Mas também estamos falando de uma adolescência doente, fragilizada emocionalmente, dependente das telas. O uso saudável da tecnologia virtual é uma coisa que deveria ser estimulada, mediante as suas dosagens de uso: pesquisar uma receita de comida para depois fazer com os amigos, com os pais; pesquisar um conteúdo científico para montar uma experiência, um projeto para escola... tantas opções saudáveis que transpõe-se ao mundo real, fora das telas. Lá você pesquisa, mas, depois, pratica a atividade fora dela. No mundo real. Todavia, crescendo sem o outro que relaciona, que conversa, que estuda junto, que conta historinhas, que senta no chão para brincar, eles não aprendem algumas funções básicas: viver as emoções, ter desejos, interagir com os outros (no mundo real e não no virtual), suportar frustrações, não aprendem a ter limites e, portanto, fragilizam assim a formação do ego (ou se tornam depressivos, ou se tornam narcísicos ou se tornam indiferentes).

“O filho que não vive sob limites colocados por pais ou cuidadores pode se sentir ‘dono do mundo’, um ser narcísico, sem a capacidade de resistência às frustrações que a vida traz.
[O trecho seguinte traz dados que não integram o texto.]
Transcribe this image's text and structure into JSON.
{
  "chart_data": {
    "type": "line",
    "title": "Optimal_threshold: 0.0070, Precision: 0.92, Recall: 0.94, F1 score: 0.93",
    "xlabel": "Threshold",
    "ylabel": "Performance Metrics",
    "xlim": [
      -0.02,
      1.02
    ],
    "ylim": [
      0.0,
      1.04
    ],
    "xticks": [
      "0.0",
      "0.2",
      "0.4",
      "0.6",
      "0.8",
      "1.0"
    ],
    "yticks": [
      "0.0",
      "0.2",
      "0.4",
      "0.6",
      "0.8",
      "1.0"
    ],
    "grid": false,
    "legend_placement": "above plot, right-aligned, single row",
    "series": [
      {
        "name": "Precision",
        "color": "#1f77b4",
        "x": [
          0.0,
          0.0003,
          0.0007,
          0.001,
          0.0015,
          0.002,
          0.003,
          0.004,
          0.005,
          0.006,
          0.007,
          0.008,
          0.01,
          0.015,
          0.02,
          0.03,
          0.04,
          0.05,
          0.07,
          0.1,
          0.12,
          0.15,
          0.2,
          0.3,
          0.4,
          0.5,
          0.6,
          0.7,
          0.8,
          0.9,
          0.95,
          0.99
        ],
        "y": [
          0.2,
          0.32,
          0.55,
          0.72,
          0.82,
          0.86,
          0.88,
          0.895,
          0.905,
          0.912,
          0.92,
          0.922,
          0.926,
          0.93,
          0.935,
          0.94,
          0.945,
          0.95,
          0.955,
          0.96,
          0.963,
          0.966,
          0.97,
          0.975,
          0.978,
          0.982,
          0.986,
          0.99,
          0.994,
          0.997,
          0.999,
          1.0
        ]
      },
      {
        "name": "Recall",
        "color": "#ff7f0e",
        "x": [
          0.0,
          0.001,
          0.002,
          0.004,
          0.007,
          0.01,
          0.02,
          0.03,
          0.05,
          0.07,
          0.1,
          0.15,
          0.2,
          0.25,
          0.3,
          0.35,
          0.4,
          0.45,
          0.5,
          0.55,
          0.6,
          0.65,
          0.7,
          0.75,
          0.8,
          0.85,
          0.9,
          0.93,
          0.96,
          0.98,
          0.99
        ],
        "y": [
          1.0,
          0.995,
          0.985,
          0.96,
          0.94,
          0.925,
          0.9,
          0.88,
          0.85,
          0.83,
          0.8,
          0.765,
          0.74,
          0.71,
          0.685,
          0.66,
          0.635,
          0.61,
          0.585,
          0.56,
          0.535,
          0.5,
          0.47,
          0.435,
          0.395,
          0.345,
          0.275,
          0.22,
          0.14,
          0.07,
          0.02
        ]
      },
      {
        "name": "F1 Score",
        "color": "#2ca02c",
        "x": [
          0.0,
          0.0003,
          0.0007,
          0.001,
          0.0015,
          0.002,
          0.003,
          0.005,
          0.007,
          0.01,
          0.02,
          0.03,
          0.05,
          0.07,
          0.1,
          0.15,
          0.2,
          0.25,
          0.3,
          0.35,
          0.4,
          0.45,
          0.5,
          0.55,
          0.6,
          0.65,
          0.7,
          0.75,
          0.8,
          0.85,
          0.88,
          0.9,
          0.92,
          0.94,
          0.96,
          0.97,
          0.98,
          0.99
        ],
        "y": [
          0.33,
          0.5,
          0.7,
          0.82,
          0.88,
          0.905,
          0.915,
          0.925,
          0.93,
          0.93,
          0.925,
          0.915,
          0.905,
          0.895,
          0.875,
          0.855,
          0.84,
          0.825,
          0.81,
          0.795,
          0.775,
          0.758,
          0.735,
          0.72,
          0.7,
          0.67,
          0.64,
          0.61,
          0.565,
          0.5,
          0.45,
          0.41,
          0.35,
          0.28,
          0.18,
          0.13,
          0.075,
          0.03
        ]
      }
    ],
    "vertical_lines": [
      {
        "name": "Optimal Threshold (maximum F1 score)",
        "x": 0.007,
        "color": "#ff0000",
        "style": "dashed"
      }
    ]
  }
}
E, sem resistir às perdas, pode adoecer, se machucar ou machucar outras pessoas” – Ivan Capelatto

As consequências destas babas eletrônicas estão surgindo, temos observado casos graves, e não somente de sintomas físicos, mas principalmente dos emocionais. No artigo “Por que desejam-se Likes?” falei um pouco sobre esse lugar que surge da necessidade de inserir nos grupos, mas em lugares da virtualidade. A pessoa mais legal da turma é aquela que tem mais likes... e o quanto a perda likes fere a autoestima, o ego fragilizado e traz consequências perigosas como a depressão, a melancolia, a agressividade ou até mesmo o suicídio. Vemos crianças e adolescentes que sedem aos pedidos deste outro virtual, realizam “desafios da internet” (que são desafios que eles devem fazer para “provar que são capazes” e devem registrar em vídeos, muitas vezes ao vivo, expondo-se nas redes sociais. Tais desafios são extremamente perigosos pois envolvem químicas agressivas ao corpo (fumar cotonete, cheirar pó de corretivo, etc.), ou de se enforcarem até provocar apagamento, entre outras), ou que se envolvem com essas pessoas mal-intencionadas (perversos). São inúmeros casos que temos visto diariamente nos nossos meios sociais e nos noticiários. 

Elisabeth Roudinesco diz que “vivemos uma sociedade marcada pelo individualismo, pela imagem e o mundo virtual torna o contato com a realidade algo frustrante”. Os adolescentes hoje estão lá, um ao lado do outro, mas sem se olhar, comunicando por mensagem do celular. Não se abraçam, não há aperto de mão. E quando a angústia vem, não existe ombro amigo para acolher. Em casa, estão no quarto ou no sofá, direto olhando a tela do celular, comunicam com os pais por mensagens, e de igual, quando precisam de alguém para escutar suas angustias, dar acolhimento, não conseguem pedir e nem tem opção da oferta pois lá só se conhece a comunicação e interação virtual. Tudo que está fora dos sites de vídeos, das redes sociais, parece ser ruim, desinteressante, frustrante ou nas palavras de um adolescente “dá trabalho, na internet está tudo pronto”. Até casos extremos como pedir água pelo aplicativo para não ter de encher a talha ou trocar o galão. 

Precisamos voltar a realidade e assumir a realidade, a interação humana, o acolhimento, o cuidar, o educar, a vivência do mundo não-virtual. Lembre-se, a internet, as redes sociais, os influencers digitais, não vão salvar os adolescentes e as crianças de angústias, medos, tentativas de suicídio... Na hora que precisarem de alguém real, o celular não terá função alguma, a não ser que seja para ligar para uma pessoa rela e essa por ir ao seu alcance.